I might not have intended to involve my father, but he showed up at the shoot.
He didn’t, at least, do anything. Other than quietly watch and admire. “No picking up my coworkers,” I told him when I met him, back in street clothes, leaving the door.
“The south Asian one might be worth it.”
“Prefers girls,” I told him.
He arched an eyebrow. “I can fix that.”
I knew he did not mean changing her orientation. I mock punched him. “Please, you’re the most embarrassing ever.”
“I doubt that.”
“You are. What do you want?” I wasn’t quite concealing my irritation with him. Affectionate irritation, but irritation all the same.
He was…well, incorrigible.
“To chat about your little expedition into Muspelheim.”
“I figured if you had anything useful, you’d already have told me.”
He shook his head. “If I set foot there, Surtur will take it as a signal to try something stupid.”
“So you haven’t been there in centuries.” Not a question. And not a situation I’d really expected. I had assumed…
“No, I haven’t.”
“It’s energy over-use and it’s causing drains and…well…making deserts. But the energy’s not gone.”
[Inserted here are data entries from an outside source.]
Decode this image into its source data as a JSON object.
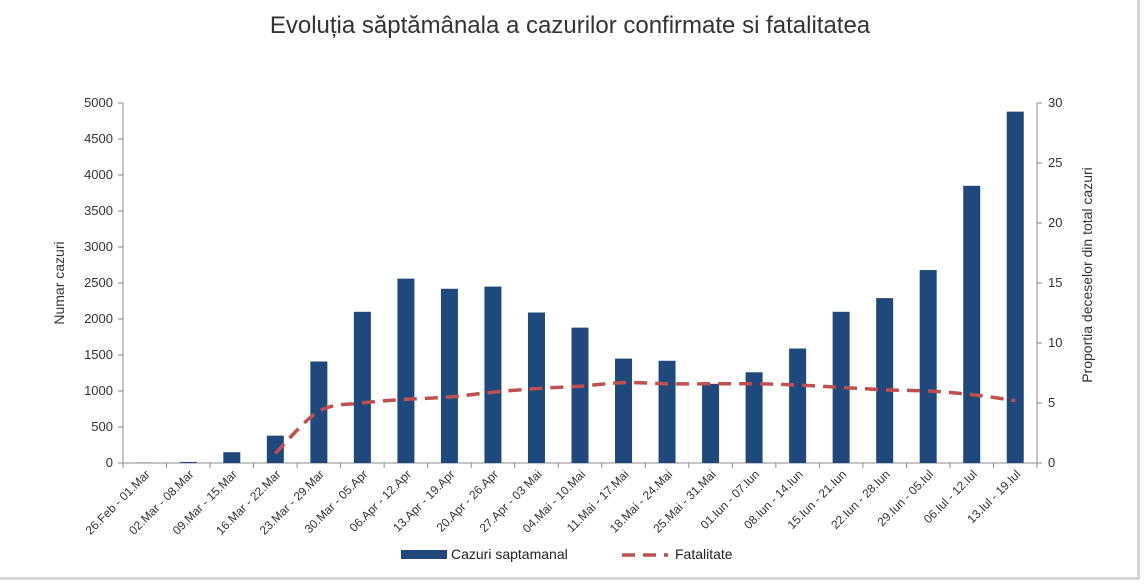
{
  "chart_data": {
    "type": "bar",
    "title": "Evoluția săptămânala a cazurilor confirmate si fatalitatea",
    "ylabel": "Numar cazuri",
    "y2label": "Proportia deceselor din total cazuri",
    "ylim": [
      0,
      5000
    ],
    "y2lim": [
      0,
      30
    ],
    "yticks": [
      "0",
      "500",
      "1000",
      "1500",
      "2000",
      "2500",
      "3000",
      "3500",
      "4000",
      "4500",
      "5000"
    ],
    "y2ticks": [
      "0",
      "5",
      "10",
      "15",
      "20",
      "25",
      "30"
    ],
    "categories": [
      "26.Feb - 01.Mar",
      "02.Mar - 08.Mar",
      "09.Mar - 15.Mar",
      "16.Mar - 22.Mar",
      "23.Mar - 29.Mar",
      "30.Mar - 05.Apr",
      "06.Apr - 12.Apr",
      "13.Apr - 19.Apr",
      "20.Apr - 26.Apr",
      "27.Apr - 03 Mai",
      "04.Mai - 10.Mai",
      "11.Mai - 17.Mai",
      "18.Mai - 24.Mai",
      "25.Mai - 31.Mai",
      "01.Iun - 07.Iun",
      "08.Iun - 14.Iun",
      "15.Iun - 21.Iun",
      "22.Iun - 28.Iun",
      "29.Iun - 05.Iul",
      "06.Iul - 12.Iul",
      "13.Iul - 19.Iul"
    ],
    "series": [
      {
        "name": "Cazuri saptamanal",
        "type": "bar",
        "axis": "left",
        "color": "#1f497d",
        "values": [
          3,
          15,
          150,
          380,
          1410,
          2100,
          2560,
          2420,
          2450,
          2090,
          1880,
          1450,
          1420,
          1100,
          1260,
          1590,
          2100,
          2290,
          2680,
          3850,
          4880
        ]
      },
      {
        "name": "Fatalitate",
        "type": "line",
        "axis": "right",
        "color": "#c0504d",
        "dashed": true,
        "start_index": 3,
        "values": [
          null,
          null,
          null,
          0.8,
          4.3,
          5.0,
          5.3,
          5.5,
          5.9,
          6.2,
          6.4,
          6.7,
          6.6,
          6.6,
          6.6,
          6.5,
          6.3,
          6.1,
          6.0,
          5.7,
          5.2
        ]
      }
    ],
    "grid": false,
    "legend": "bottom"
  }
}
“So…hrm.” He looked at me. “Do you really want to try and fix this?”
“If I don’t, Surtur will start Ragnarok, eventually with or without me.”
“And you still don’t think…”
I glanced around. “No, not yet. Maybe it feels that way, but…I think they can pick themselves up from this.”
His lips quirked. “I’m not sure.”
“Doing nothing can always be fixed later,” I pointed out.
“After how much suffering?”
I shook my head. “No. I want to do this.” I got the feeling he was, in fact, testing me just a little.
“Alright. And if you end up having to stay there?”
I swallowed. “I’m hoping to avoid that, but…” I tailed off. “I don’t…”
“Sometimes we have to do things we don’t want to do.” He looked at me. “Just as I might have to.”
And perhaps I understood then. But I’d given him the information.
He would make his own choices. I felt, though, that I’d won the chance to try.